La bibliothèque libre.
G. Charpentier, éditeur (p. 232-235).

XLVII

Les deux frères ne s’aimaient pas seulement, ils tenaient l’un et l’autre par des liens mystérieux, des attaches psychiques, des atomes crochus de natures jumelles, et cela quoiqu’ils fussent d’âges très différents et de caractères diamétralement opposés. Leurs premiers mouvements instinctifs étaient identiquement les mêmes. Ils ressentaient des sympathies ou des antipathies pareillement soudaines, et allaient-ils quelque part, ils sortaient de l’endroit, ayant sur les gens qu’ils y avaient vus une impression toute semblable. Non seulement les individus, mais encore les choses, avec le pourquoi irraisonné de leur charme ou de leur déplaisance, leur parlaient mêmement à tous les deux.

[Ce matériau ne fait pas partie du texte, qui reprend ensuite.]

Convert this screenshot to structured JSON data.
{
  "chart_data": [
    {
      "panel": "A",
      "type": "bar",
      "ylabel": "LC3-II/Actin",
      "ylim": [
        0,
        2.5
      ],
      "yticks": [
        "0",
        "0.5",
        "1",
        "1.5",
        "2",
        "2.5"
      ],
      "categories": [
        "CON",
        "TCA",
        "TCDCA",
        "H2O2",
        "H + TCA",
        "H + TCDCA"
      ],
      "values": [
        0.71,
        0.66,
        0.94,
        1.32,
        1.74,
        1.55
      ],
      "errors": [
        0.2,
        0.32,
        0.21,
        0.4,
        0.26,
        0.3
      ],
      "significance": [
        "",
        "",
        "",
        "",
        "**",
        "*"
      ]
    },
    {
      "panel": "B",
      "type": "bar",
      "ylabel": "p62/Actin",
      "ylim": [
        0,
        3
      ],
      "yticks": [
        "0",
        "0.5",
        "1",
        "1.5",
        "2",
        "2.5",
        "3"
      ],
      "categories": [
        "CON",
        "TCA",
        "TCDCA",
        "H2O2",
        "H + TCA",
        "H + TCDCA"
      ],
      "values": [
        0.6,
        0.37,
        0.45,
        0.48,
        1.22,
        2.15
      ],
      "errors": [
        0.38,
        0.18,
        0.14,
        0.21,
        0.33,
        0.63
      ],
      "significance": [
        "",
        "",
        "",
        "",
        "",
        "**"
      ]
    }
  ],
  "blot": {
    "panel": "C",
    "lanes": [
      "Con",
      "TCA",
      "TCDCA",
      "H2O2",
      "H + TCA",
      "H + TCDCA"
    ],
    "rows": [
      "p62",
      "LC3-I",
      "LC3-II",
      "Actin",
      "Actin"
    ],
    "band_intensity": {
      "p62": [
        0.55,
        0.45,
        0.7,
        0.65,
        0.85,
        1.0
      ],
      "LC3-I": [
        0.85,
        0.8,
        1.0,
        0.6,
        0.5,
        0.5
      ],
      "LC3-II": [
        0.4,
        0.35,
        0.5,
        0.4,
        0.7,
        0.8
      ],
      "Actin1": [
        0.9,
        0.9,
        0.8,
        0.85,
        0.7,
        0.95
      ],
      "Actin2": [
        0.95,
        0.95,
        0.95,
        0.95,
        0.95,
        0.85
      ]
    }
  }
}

Enfin les idées, ces créations du cerveau dont la naissance est d’une fantaisie si entière, et qui vous étonnent souvent par le « on ne sait comment » de leur venue, les idées d’ordinaire si peu simultanées et si peu parallèles dans les ménages de cœur entre homme et femme, les idées naissaient communes aux deux frères, qui, bien souvent, après un silence, se tournaient l’un vers l’autre pour se dire la même chose, sans qu’ils trouvassent aucune explication au hasard singulier de la rencontre dans deux bouches de deux phrases qui n’en faisaient qu’une. Ainsi moralement agrafés l’un à l’autre, les deux Bescapé étaient besoigneux de la mêlée de leurs jours et de leurs nuits, avaient peine à se séparer, éprouvaient chacun, quand l’autre était absent, le sentiment bizarre, comment dire cela, le sentiment de quelque chose de dépareillé, entrant tout à coup dans une incomplète vie. Quand l’un était sorti pour quelques heures, il semblait que le frère sorti emportât la puissance d’attention du frère resté au logis, qui ne pouvait plus s’occuper à autre chose qu’à fumer jusqu’à son retour. Et encore, l’heure annoncée pour la rentrée se passait-elle, la cervelle de celui qui attendait se remplissait de malheurs, de catastrophes, d’accidents de voitures, d’écrasements de passants, de préoccupations stupidement sinistres qui le faisaient continuellement aller et venir du fond de sa chambre à la porte d’entrée de leur logement. Aussi ne se séparaient-ils que forcément, et l’un n’acceptait-il jamais un plaisir où l’autre devait manquer, et ne trouvaient-ils en remontant toutes les années de leur existence commune, qu’une seule fois vingt-quatre heures passées loin l’un de l’autre !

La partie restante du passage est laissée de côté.